Sometimes the passage of long periods of time is necessary for the whole story and unnecessary for the reader to suffer through. People traveling on foot could take anywhere from days to weeks to months to reach their destination. The question is, will simply saying “it took Jack and Jill “X” days to arrive” be enough or will the reader get to be with them day in and day out?
You have a wealth of extra information at your fingertips that helps you build the story. Information the reader doesn’t need to enjoy the tale. The dream will show you everything—every setback, every victory. But is the point the journey? Or the destination? Is it the action along the path? Or what they face when they make it to the end?

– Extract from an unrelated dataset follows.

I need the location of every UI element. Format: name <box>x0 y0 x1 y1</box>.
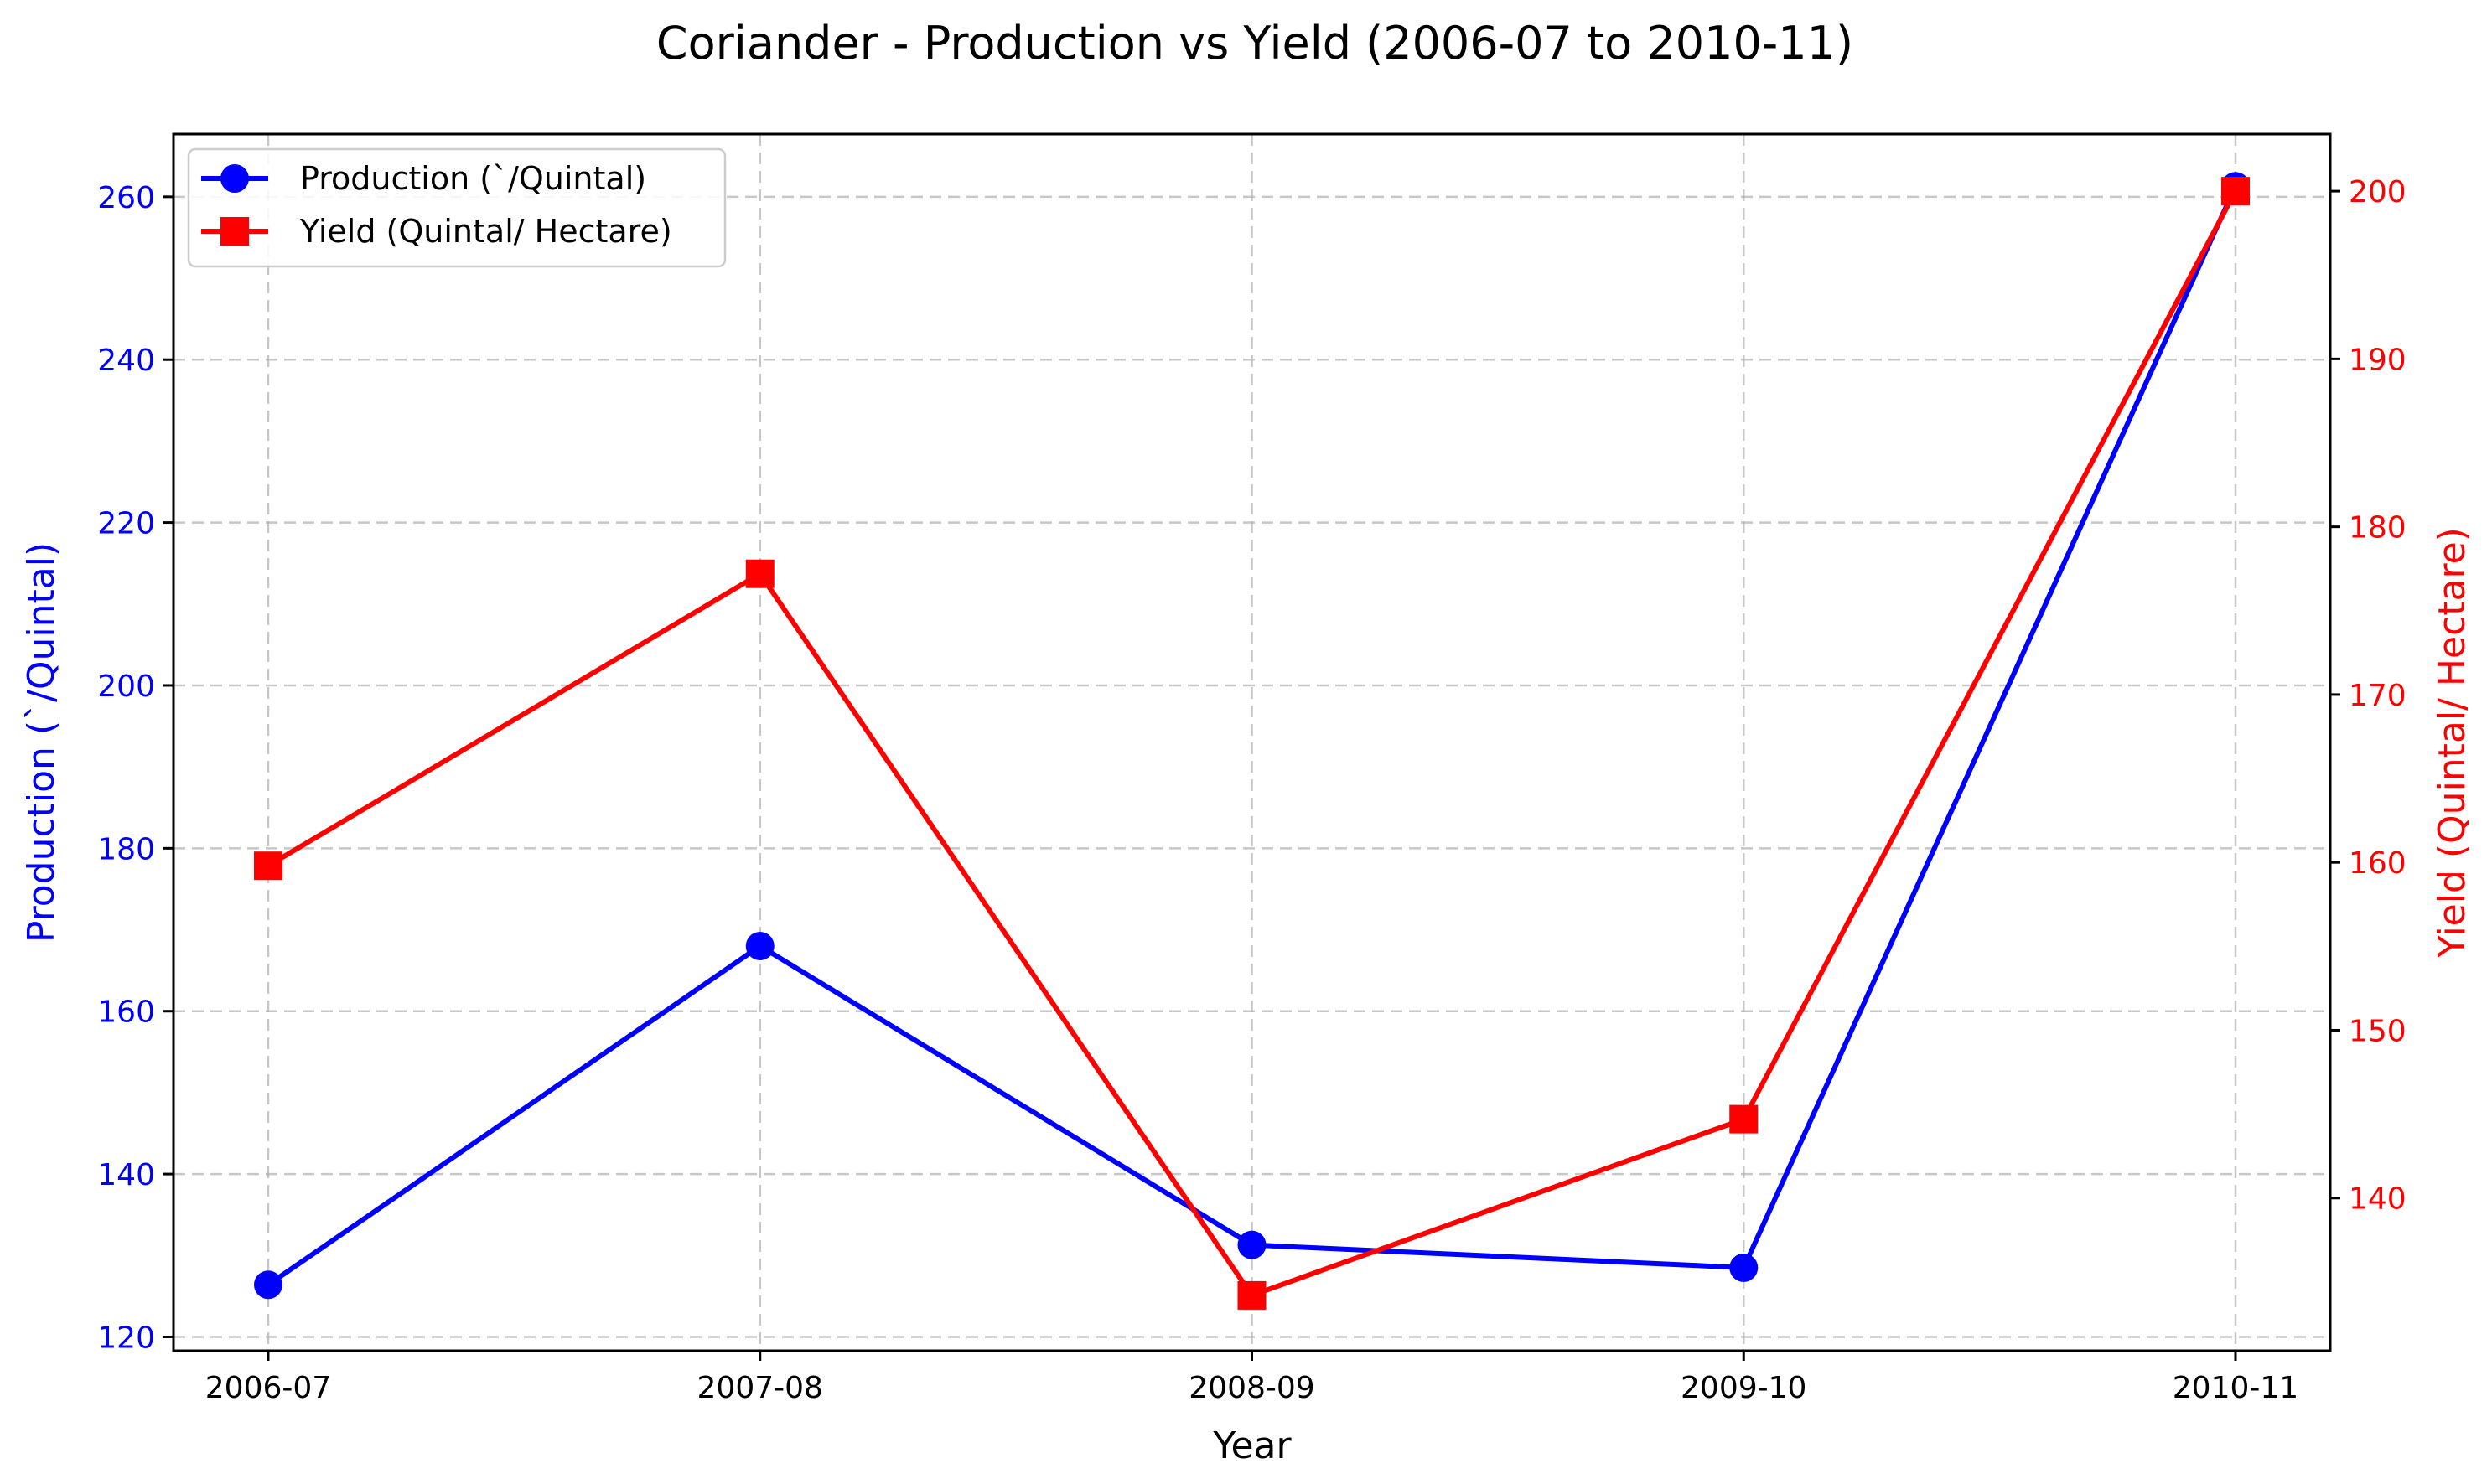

Base your time frame on the story you want to tell and let the rest of the dream add to your understanding of the events, not necessarily the readers.
Perspective. I have touched on this before but as I have been doing a fair amount of soul searching on this very idea lately, I think I will do a little bit on it here. These are my two cents on it, take it or leave it.
In my dreams, and with my stories, I know everything there is to know about all of my characters. From the major events in their childhoods that haunt their decisions and actions to this day to the useless bits of fluff that happen day in and day out that no one would ever care about. I know how they felt when they stepped in that puddle last Monday and how tired they are of cornflakes and how much they regret buying the super family size box because it was 25 cents less. Everything. But only some of that mess is important and only some perspectives matter.
Here is my opinion…for what it’s worth.
I historically prefer third person over first. As I have said, I watch my dreams, not live them. From time to time I am in the body of my character but if I walk by a mirror it is clearly not me in the glass. The weirdest moments are when I’m a guy. Those get creepy. Sometimes I even bounce from one brain to the next in a dream. It’s like a strange “invasion of the body snatchers” feeling but the character doesn’t seem to notice and the story keeps right on rolling along. I believe that it is this “mind hopping” that gives me that truly omniscient feel to my characters, but it also means that more than one perspective is almost necessary to tell the story correctly.
Writing more than one person’s mind can be done many different ways, but if you have ever read a book where it was poorly done, and there are MANY out there, you know that too much bouncing or poorly done transitions can really kill the flow. There needs to be some signal to the reader, a format change, a font change, a chapter break, something to tell them that they are now looking through someone else’s eyes.
If you are planning to take a “God” approach to your writing then by all means reveal everything constantly, but if you want the reader to be a fly, looking over the shoulder of one character at a time, put a little forethought into how you will buzz from one shoulder to the next.
I have tried a few methods for this and, in all honesty, I am not entirely sure they work. I like them, but I wrote the story so of course it makes sense to me. I have tried chapters, where each of the perspective characters gets a full (though short) chapter to show us their view and then we are on to the next, and I have tried a gap in the middle of the chapter, where we follow one charter to a high point then break to ride the other perspective to its conclusion. In both cases, I try to shy away from bouncing. I know how each of them feels of course, but for the sake of the reader, and my own sanity, they have to wait their turns.
Perspective is vital to the flow and pace of a good novel. I am not saying I do it right, but I put time and thought into how I will do it. I encourage you to do the same. It’s important!